By the grace of God. I have known for seventy-one years and five months that all my numberless transgressions are forgiven. I have never had five minutes' doubt about it. And the result has been peace and joy in the Holy Ghost. So it is whenever we are really able to the full to enter into it that all our transgressions are forgiven. We have on no account to say, "O, here is an Apostle, who writes this; but it is not for us common ordinary believers to know." Everyone of the children of God may know it! Everyone of the children of God ought to know it! Ought to know it, and not give rest to themselves till they know it to the full.

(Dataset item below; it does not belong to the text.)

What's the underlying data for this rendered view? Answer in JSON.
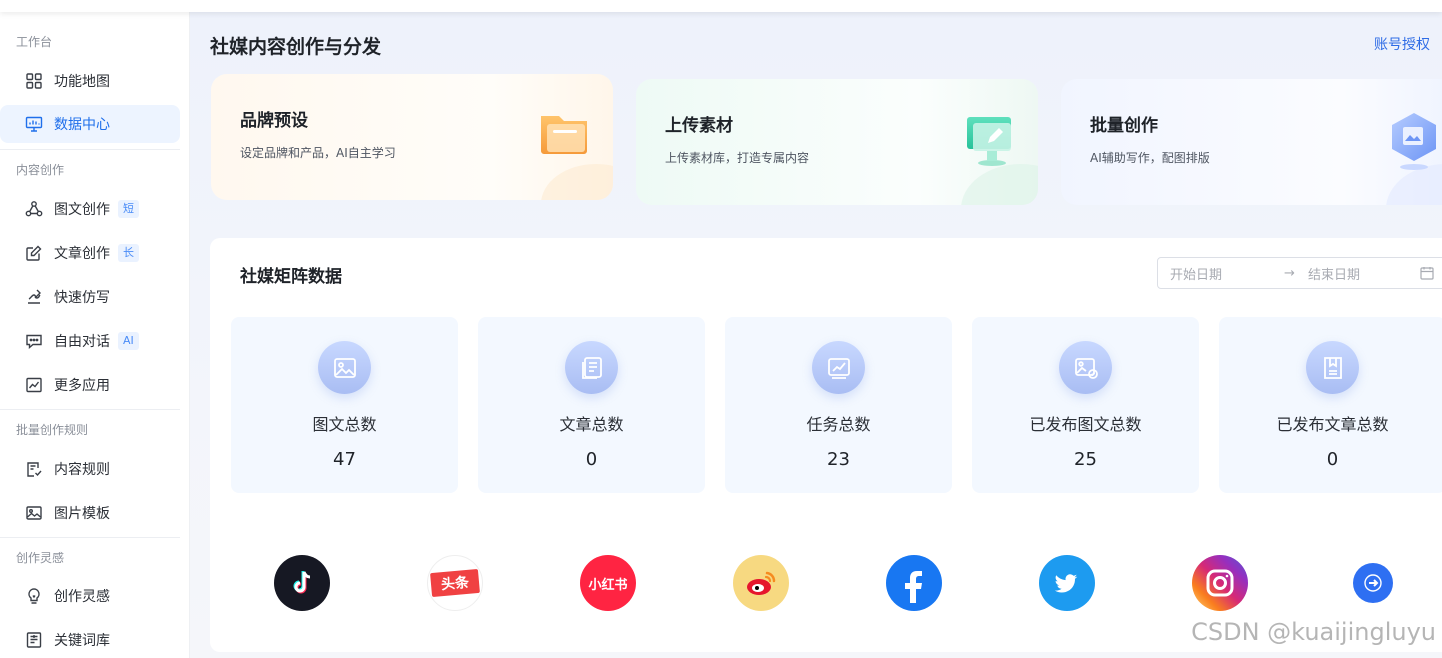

"For this cause I obtained mercy, that in me first." This "first" has a double meaning. Primarily, that a beginning might be laid in his case to be a pattern of the long-suffering of the Lord Jesus Christ; in the next place that in him, the chief of sinners, might be shown what God is willing to do for any and every sinner! Now let us seek to lay hold on this! The Apostle Paul, the great persecutor as he was when he was called Saul, obtained full, complete forgiveness of all the numberless transgressions of which he had been guilty, that a specimen might be given of what the Lord Jesus Christ is willing to do for the oldest, the greatest of all sinners, affording especially a sample in forgiving this vile persecutor of the saints, Saul, in order that no one after him need to despair whether it be possible that he or she could obtain forgiveness of sins. Of the hundreds of millions of human beings now under heaven, it is impossible that there can be one single individual who is too great a sinner to be forgiven; for he (Paul) was forgiven to be a sample that hereafter no one need despair. O this text! How precious! If this building were gold, or were filled with gold, it would be as nothing in comparison with the preciousness of this verse! "Howbeit for this cause I obtained mercy, that in me first"-that in me first-"Jesus Christ might show forth all long-suffering." That is long-suffering to the utmost, a sample of what He is willing to do for any and everyone! "For a pattern"-that is, for an example, for a proof-"to them which should hereafter believe on Him." O, precious! That there might not be, of all the numberless millions of human beings, a single individual who should have Scriptural ground to say, "I am too great a sinner to be pardoned."
Then, lastly, this one word more, "Believe on Him to life everlasting." That means to eternal joy and happiness; as "an heir of God, and joint-heir with Christ" to share with Him the glory, and to be unspeakably happy throughout Eternity, by partaking of the rivers of pleasure at the right hand of God. O, ponder, ponder, ponder, again, again, and again, and pray over it yet further and further, what is contained in this word, "Believe on Him to life everlasting." The pleasures of this life, of this world, and the possessions of this world are exposed to change, and all is vanity. It is simply of the world. But what we receive in Christ brings eternal joy, eternal happiness; joy and happiness that will never, never, never be taken from us!
O, pray for this yet more and more! Seek to apprehend it more and more, and to lay hold on it further and further, more clearly and distinctly than as yet you have done, my beloved younger brethren and sisters in Christ. God grant it, for His Name's Sake.